LETTERE E COMMENTI

La guerra civile di Berlusconi

ROVELLI MARCO,

Forse non andrà in porto l'ultimo progetto berlusconiano, ché le problematiche giuridiche rischiano di affossarlo in corso d'opera, ma di certo è un segno preciso della ridotta in cui il Cav. si trova, e dell'azzardo che è costretto a tentare per uscirne e spiazzare il "nemico". Chiamare il post-Pdl "Italia" è nient'altro che una vera e propria dichiarazione di guerra civile. Non sembri eccessiva e iperbolica questa affermazione.

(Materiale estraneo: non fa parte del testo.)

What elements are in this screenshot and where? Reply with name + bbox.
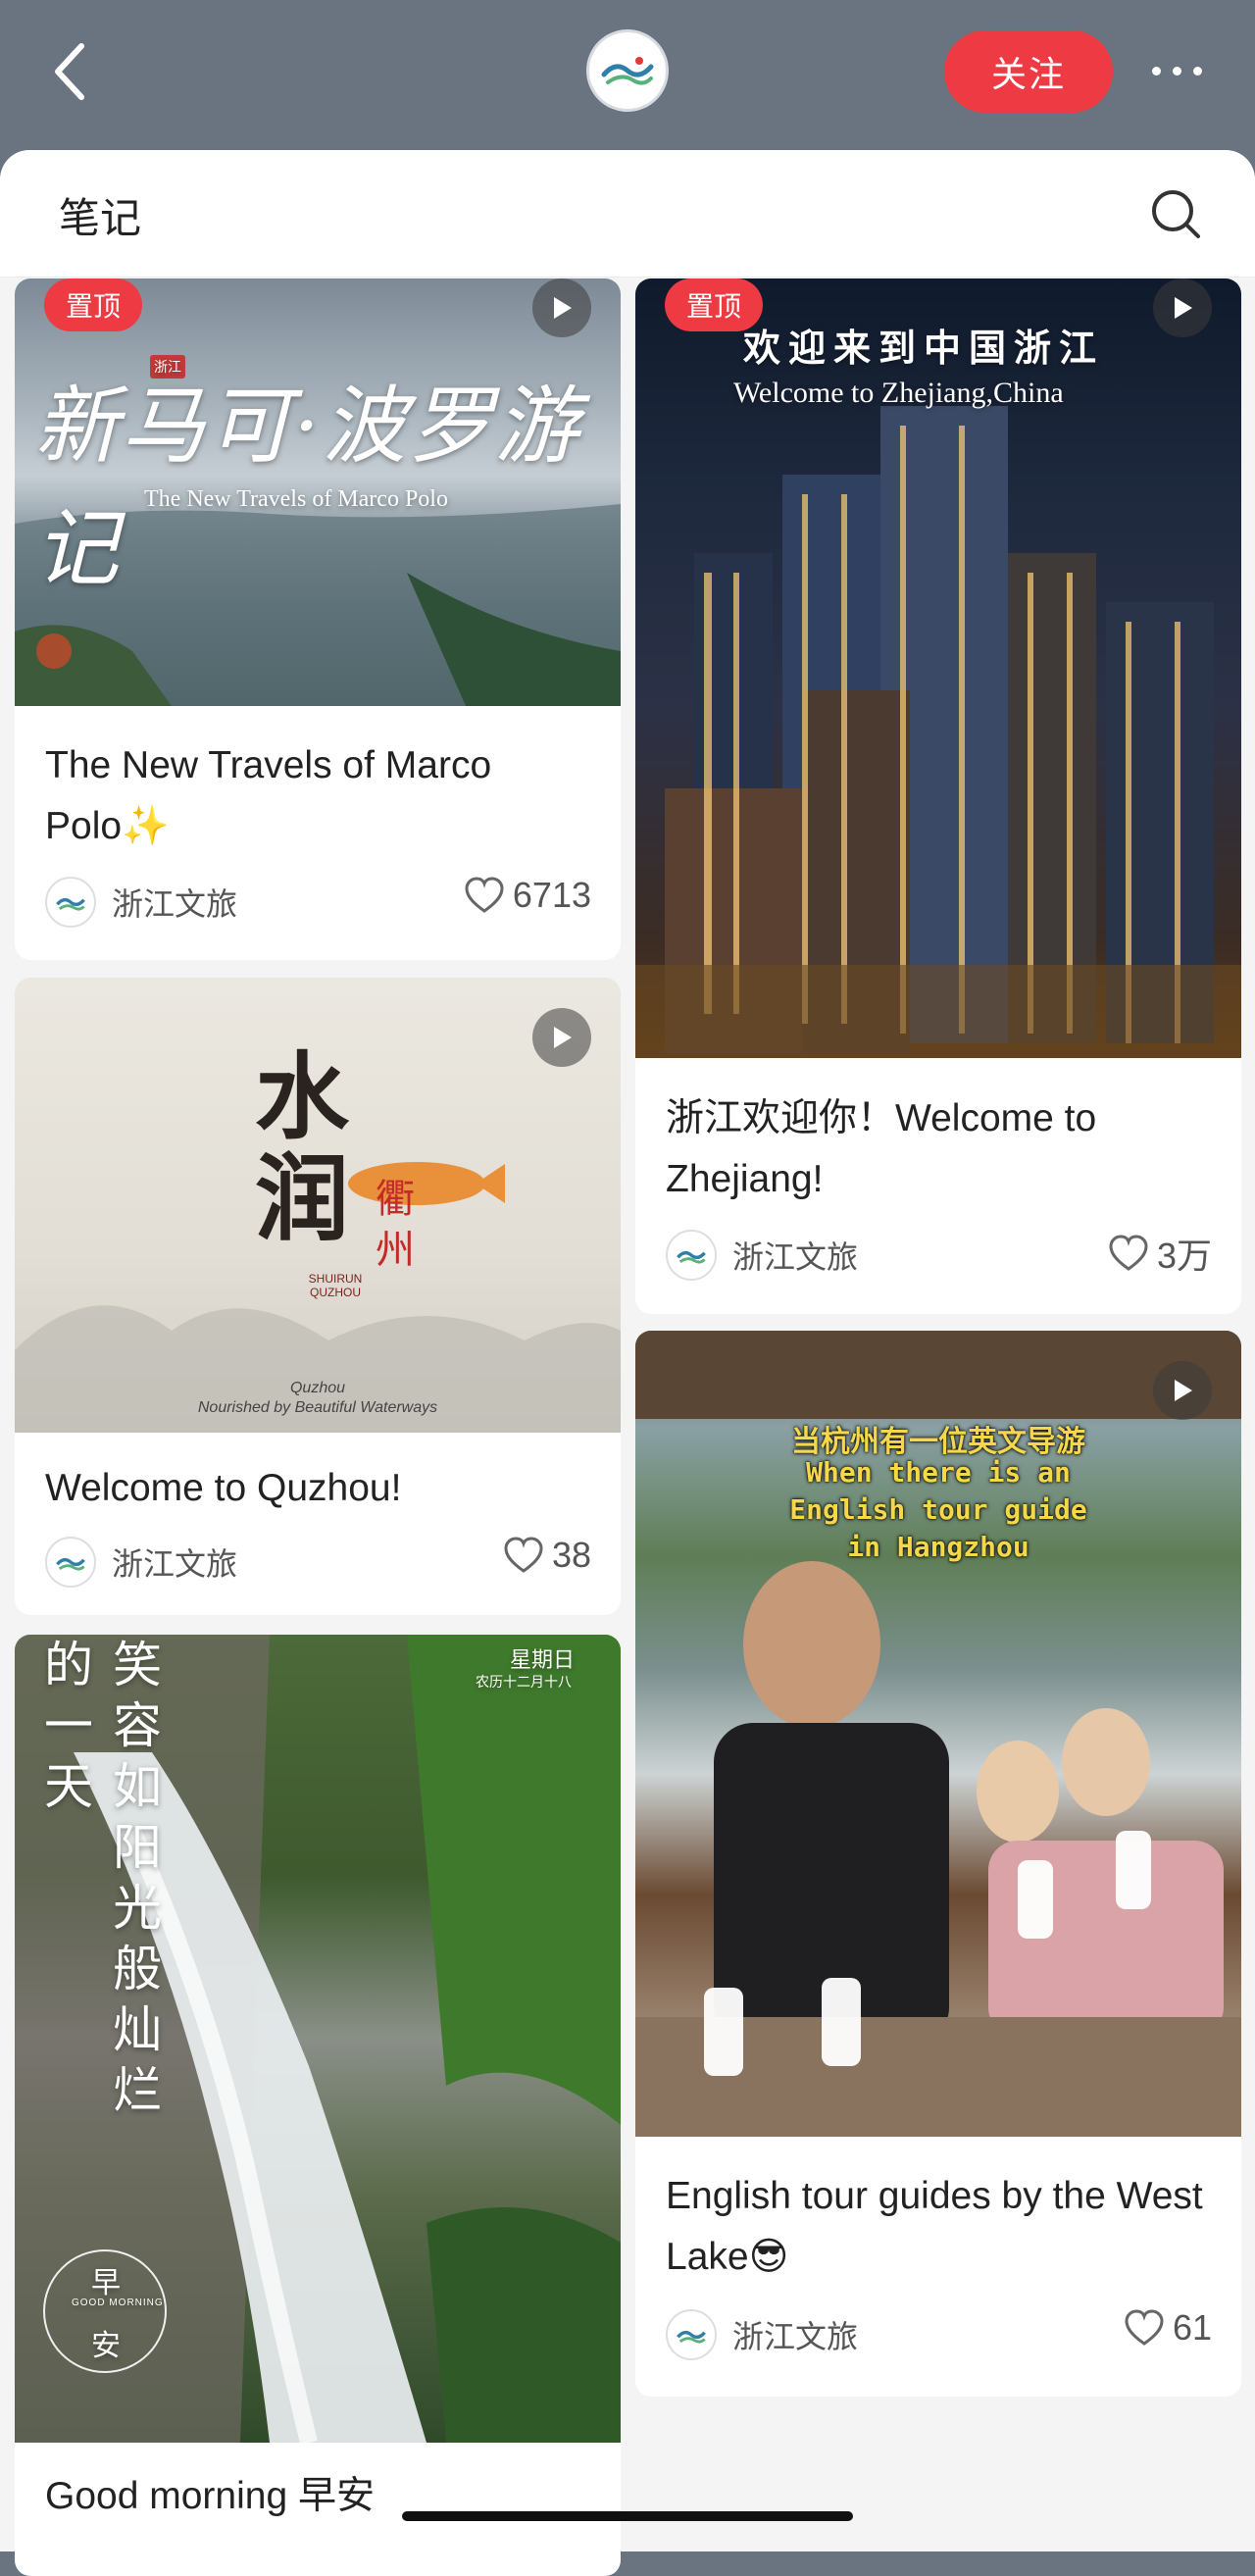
like-button[interactable]: 61 (1124, 2307, 1212, 2349)
note-card[interactable]: 星期日 农历十二月十八 笑容如阳光般灿烂 的一天 早安 GOOD MORNING… (15, 1635, 621, 2576)
search-icon (1152, 190, 1200, 238)
thumb-title: 新马可·波罗游记 (34, 378, 581, 598)
heart-icon (1125, 2309, 1164, 2346)
like-button[interactable]: 3万 (1108, 1228, 1212, 1279)
play-icon[interactable] (532, 278, 591, 337)
author-avatar (666, 2309, 717, 2360)
thumb-caption-1: Quzhou (289, 1380, 346, 1396)
thumb-poem: 笑容如阳光般灿烂 (113, 1637, 162, 2119)
note-title: The New Travels of Marco Polo✨ (45, 744, 492, 847)
author-name: 浙江文旅 (732, 2319, 859, 2354)
top-bar: 关注 (0, 0, 1255, 152)
thumb-brand: SHUIRUN QUZHOU (308, 1272, 363, 1299)
brand-avatar[interactable] (586, 29, 669, 112)
more-button[interactable] (1137, 41, 1216, 100)
note-thumbnail: 新马可·波罗游记 The New Travels of Marco Polo 浙… (15, 278, 621, 706)
thumb-badge-en: GOOD MORNING (72, 2298, 164, 2308)
note-title: Welcome to Quzhou! (45, 1467, 402, 1509)
like-count: 61 (1172, 2307, 1212, 2348)
brand-logo-icon (56, 897, 85, 911)
note-thumbnail: 星期日 农历十二月十八 笑容如阳光般灿烂 的一天 早安 GOOD MORNING (15, 1635, 621, 2443)
note-thumbnail: 当杭州有一位英文导游 When there is an English tour… (635, 1331, 1241, 2137)
like-count: 3万 (1156, 1236, 1212, 1276)
note-card[interactable]: 新马可·波罗游记 The New Travels of Marco Polo 浙… (15, 278, 621, 960)
thumb-title: 欢迎来到中国浙江 (743, 326, 1105, 370)
note-author[interactable]: 浙江文旅 (45, 877, 237, 928)
thumb-subtitle: Welcome to Zhejiang,China (733, 377, 1064, 409)
sheet-title: 笔记 (59, 195, 142, 241)
note-author[interactable]: 浙江文旅 (45, 1537, 237, 1588)
like-button[interactable]: 38 (503, 1535, 591, 1576)
note-title: 浙江欢迎你！Welcome to Zhejiang! (666, 1097, 1097, 1200)
thumb-title: 水润 (255, 1041, 349, 1254)
like-button[interactable]: 6713 (464, 875, 591, 916)
back-button[interactable] (39, 37, 98, 106)
thumb-badge: 早安 (91, 2266, 121, 2363)
brand-logo-icon (677, 1250, 706, 1264)
author-avatar (666, 1230, 717, 1281)
thumb-line-4: in Hangzhou (847, 1531, 1029, 1563)
heart-icon (1109, 1235, 1148, 1271)
brand-logo-icon (677, 2330, 706, 2344)
pinned-badge: 置顶 (665, 278, 763, 331)
follow-button[interactable]: 关注 (944, 30, 1113, 113)
thumb-caption-2: Nourished by Beautiful Waterways (197, 1399, 438, 1416)
search-button[interactable] (1149, 187, 1204, 242)
note-title: English tour guides by the West Lake😎 (666, 2175, 1203, 2278)
thumb-weekday: 星期日 (510, 1648, 576, 1673)
thumb-line-3: English tour guide (789, 1493, 1087, 1526)
thumb-lunar: 农历十二月十八 (476, 1674, 572, 1690)
note-thumbnail: 水润 衢州 SHUIRUN QUZHOU Quzhou Nourished by… (15, 978, 621, 1433)
thumb-seal: 衢州 (376, 1178, 415, 1272)
brand-logo-icon (56, 1557, 85, 1571)
author-name: 浙江文旅 (112, 886, 238, 922)
author-name: 浙江文旅 (732, 1239, 859, 1275)
play-icon[interactable] (1153, 1361, 1212, 1420)
heart-icon (465, 877, 504, 913)
author-avatar (45, 877, 96, 928)
home-indicator (402, 2511, 853, 2521)
note-card[interactable]: 水润 衢州 SHUIRUN QUZHOU Quzhou Nourished by… (15, 978, 621, 1615)
brand-logo-icon (601, 57, 654, 85)
thumb-line-1: 当杭州有一位英文导游 (791, 1426, 1085, 1458)
note-card[interactable]: 欢迎来到中国浙江 Welcome to Zhejiang,China 置顶 浙江… (635, 278, 1241, 1314)
play-icon[interactable] (532, 1008, 591, 1067)
note-author[interactable]: 浙江文旅 (666, 1230, 858, 1281)
author-name: 浙江文旅 (112, 1546, 238, 1582)
thumb-tag: 浙江 (150, 355, 185, 379)
note-author[interactable]: 浙江文旅 (666, 2309, 858, 2360)
pinned-badge: 置顶 (44, 278, 142, 331)
like-count: 6713 (512, 875, 591, 915)
more-icon (1151, 66, 1161, 76)
note-card[interactable]: 当杭州有一位英文导游 When there is an English tour… (635, 1331, 1241, 2397)
note-thumbnail: 欢迎来到中国浙江 Welcome to Zhejiang,China (635, 278, 1241, 1058)
back-icon (55, 43, 84, 100)
like-count: 38 (551, 1535, 591, 1575)
play-icon[interactable] (1153, 278, 1212, 337)
thumb-subtitle: The New Travels of Marco Polo (144, 486, 448, 512)
thumb-poem-2: 的一天 (44, 1637, 93, 1815)
sheet-header: 笔记 (0, 150, 1255, 278)
author-avatar (45, 1537, 96, 1588)
thumb-line-2: When there is an (806, 1456, 1071, 1489)
heart-icon (504, 1537, 543, 1573)
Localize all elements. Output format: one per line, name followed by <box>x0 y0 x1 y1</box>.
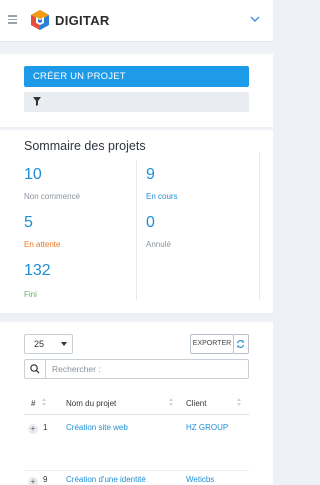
stat-not-started-value: 10 <box>24 166 42 183</box>
brand-name: DIGITAR <box>55 13 110 28</box>
filter-bar[interactable] <box>24 92 249 112</box>
table-row-client-link[interactable]: Weticbs <box>186 475 214 484</box>
summary-divider <box>136 160 137 300</box>
table-row-client-link[interactable]: HZ GROUP <box>186 423 228 432</box>
actions-card <box>0 54 273 127</box>
stat-finished-value: 132 <box>24 262 51 279</box>
stat-on-hold-value: 5 <box>24 214 33 231</box>
expand-row-icon[interactable]: + <box>28 424 38 434</box>
search-icon <box>30 364 40 374</box>
summary-title: Sommaire des projets <box>24 139 146 153</box>
stat-finished-label: Fini <box>24 290 37 299</box>
sort-icon[interactable] <box>237 398 241 406</box>
search-input[interactable] <box>52 363 242 375</box>
chevron-down-icon[interactable] <box>250 15 260 23</box>
expand-row-icon[interactable]: + <box>28 477 38 485</box>
table-row-project-link[interactable]: Création d'une identité <box>66 475 146 484</box>
stat-cancelled-value: 0 <box>146 214 155 231</box>
create-project-button[interactable]: CRÉER UN PROJET <box>24 66 249 87</box>
digitar-logo-icon <box>31 10 49 30</box>
menu-icon[interactable] <box>8 15 17 24</box>
caret-down-icon <box>61 342 67 346</box>
summary-divider-right <box>259 152 260 300</box>
stat-on-hold-label: En attente <box>24 240 61 249</box>
page-size-select[interactable]: 25 <box>24 334 73 354</box>
table-row-divider <box>24 470 249 471</box>
table-header-divider <box>24 414 249 415</box>
page-size-value: 25 <box>34 339 45 349</box>
sort-icon[interactable] <box>169 398 173 406</box>
stat-in-progress-label: En cours <box>146 192 178 201</box>
top-navbar: DIGITAR <box>0 0 273 42</box>
refresh-icon <box>236 340 245 348</box>
filter-icon[interactable] <box>33 97 41 106</box>
sort-icon[interactable] <box>42 398 46 406</box>
table-row-id: 1 <box>43 423 48 432</box>
column-header-client[interactable]: Client <box>186 399 206 408</box>
column-header-project-name[interactable]: Nom du projet <box>66 399 116 408</box>
table-row-id: 9 <box>43 475 48 484</box>
table-row-project-link[interactable]: Création site web <box>66 423 128 432</box>
stat-cancelled-label: Annulé <box>146 240 171 249</box>
search-addon <box>24 359 46 379</box>
export-button[interactable]: EXPORTER <box>190 334 234 354</box>
refresh-button[interactable] <box>234 334 249 354</box>
stat-not-started-label: Non commencé <box>24 192 81 201</box>
stat-in-progress-value: 9 <box>146 166 155 183</box>
column-header-id[interactable]: # <box>31 399 35 408</box>
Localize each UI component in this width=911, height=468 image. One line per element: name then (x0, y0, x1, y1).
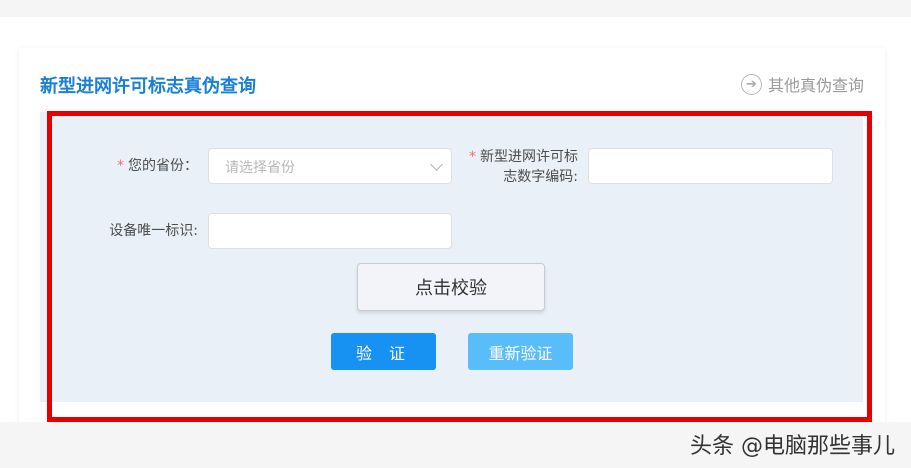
top-band (0, 0, 911, 17)
code-input[interactable] (588, 148, 833, 184)
arrow-right-circle-icon: ➔ (740, 73, 762, 95)
other-query-link[interactable]: ➔ 其他真伪查询 (740, 72, 864, 96)
province-label-text: 您的省份： (128, 158, 198, 174)
verify-button[interactable]: 验 证 (331, 333, 436, 370)
device-id-input[interactable] (208, 213, 452, 249)
required-mark: * (117, 158, 124, 174)
check-button[interactable]: 点击校验 (357, 263, 545, 311)
device-id-label: 设备唯一标识: (109, 223, 198, 239)
code-label: * 新型进网许可标 志数字编码: (456, 147, 578, 187)
page-title: 新型进网许可标志真伪查询 (40, 76, 256, 97)
watermark-text: 头条 @电脑那些事儿 (690, 434, 895, 459)
province-select[interactable]: 请选择省份 (208, 148, 452, 184)
other-query-label: 其他真伪查询 (767, 76, 864, 95)
chevron-down-icon (430, 158, 443, 171)
reverify-button[interactable]: 重新验证 (468, 333, 573, 370)
province-placeholder: 请选择省份 (225, 160, 295, 176)
required-mark: * (469, 149, 476, 165)
code-label-line2: 志数字编码: (503, 169, 578, 185)
code-label-line1: 新型进网许可标 (480, 149, 578, 165)
province-label: * 您的省份： (100, 156, 198, 176)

E' lo stato dei fatti di un partito-azienda che ha provato a farsi Stato che adesso si trova alle strette, esposto al rischio mortale di perdere quel dominio, e che dunque gioca l'ultima carta, l'estrema risorsa dei bari di professione. "Italia", dunque: la parte per il tutto, il tutto per la parte. Un'identificazione assoluta, un corpo mistico senza resti, una sineddoche che non ammette repliche. Chi si oppone all' "Italia" si oppone all'Italia. E' una mossa retorica astuta, che costringe gli avversari ad accettare le regole del gioco, il frame stabilito da lui. I suoi avversari si muoveranno in un classico doppio legame bello e buono, per una semplice questione di virgolette(il metalinguaggio che si confonde con il linguaggio oggetto, si direbbe in linguistica): e il doppio legame paralizza l'interlocutore.
Non è da ora che Berlusconi accusa i suoi avversari di essere anti-italiani (e, ricordiamolo, con l'approvazione saltuaria di un D'Alema, che dichiarò: «C'è un anti-berlusconismo che sconfina in una sorta di sentimento anti-italiano»). È solo retorica, ovviamente, visto che in questo Paese non c'è stata alcuna costruzione reale di un'identità nazionale, non si è articolata una memoria che, sola, possa fondarla: anzi, l'antifascismo, che è stato minimo comun denominatore del patto costituzionale, è stato picconato per vent'anni. Sullo sfondo di questo collasso identitario, "Italia" risulta essere il punto terminale di un processo di svuotamento comunitario, e di riduzione a mero "logo" del nome della nazione, che l'azienda berlusconiana usa, letteralmente, come carta di credito.
Ma occorre andare più indietro nel tempo. Questa mossa retorica astuta è nient'altro che il compimento di una tradizione ben precisa (e in questo senso, come è stato detto, "autobiografia della nazione"): l'esclusione dalla "cittadinanza" di chi si oppone al Capo, il "bando" dalla comunità imposto a chi non si adegua alla voce che si autodichiara come portatrice degli interessi nazionali. Ciò che storicamente ha fatto il fascismo, di cui, con questa mossa estrema, Berlusconi si mostra il più autentico erede. Chi si oppone è un "bandito", come appunto erano i resistenti partigiani. I quali, pure, rivendicavano a sé il nome di "patrioti". Questo è il paradigma della guerra civile, come ha esemplarmente mostrato Claudio Pavone. È guerra civile quando si avoca a sé la piena rappresentatività della comunità nazionale e si disconosce la legittima cittadinanza dell'altro in quanto anti-nazionale. Berlusconi dichiara la guerra civile come estrema difesa del suo potere minacciato mai come adesso. Rilancia con tutte le fiches che ha in mano per uscire dall'angolo. È del resto questo il progetto enunciato dal pasdaran Sallusti nella terrificante intervista concessa a Luca Telese qualche tempo fa, quando diceva, dopo aver ricordato che nella sua famiglia nel 1945 «aveva già dato»: «Loro non vogliono solo il 25 aprile. Vogliono Piazzale Loreto, la pelle di Berlusconi. Ma se vogliono questo, noi non possiamo che fare la guerra, con le armi in pugno».
Se allora questa è una dichiarazione di guerra civile, si tratta di esserne all'altezza. E saper proporre, come fecero i resistenti, un orizzonte che sia tutt'altro da questo: un'altra narrazione, ma anche altre "cose". Difendere Marchionne, e la sua visione totalitaria dell'azienda Italia, per dirne una, è decisamente perdente.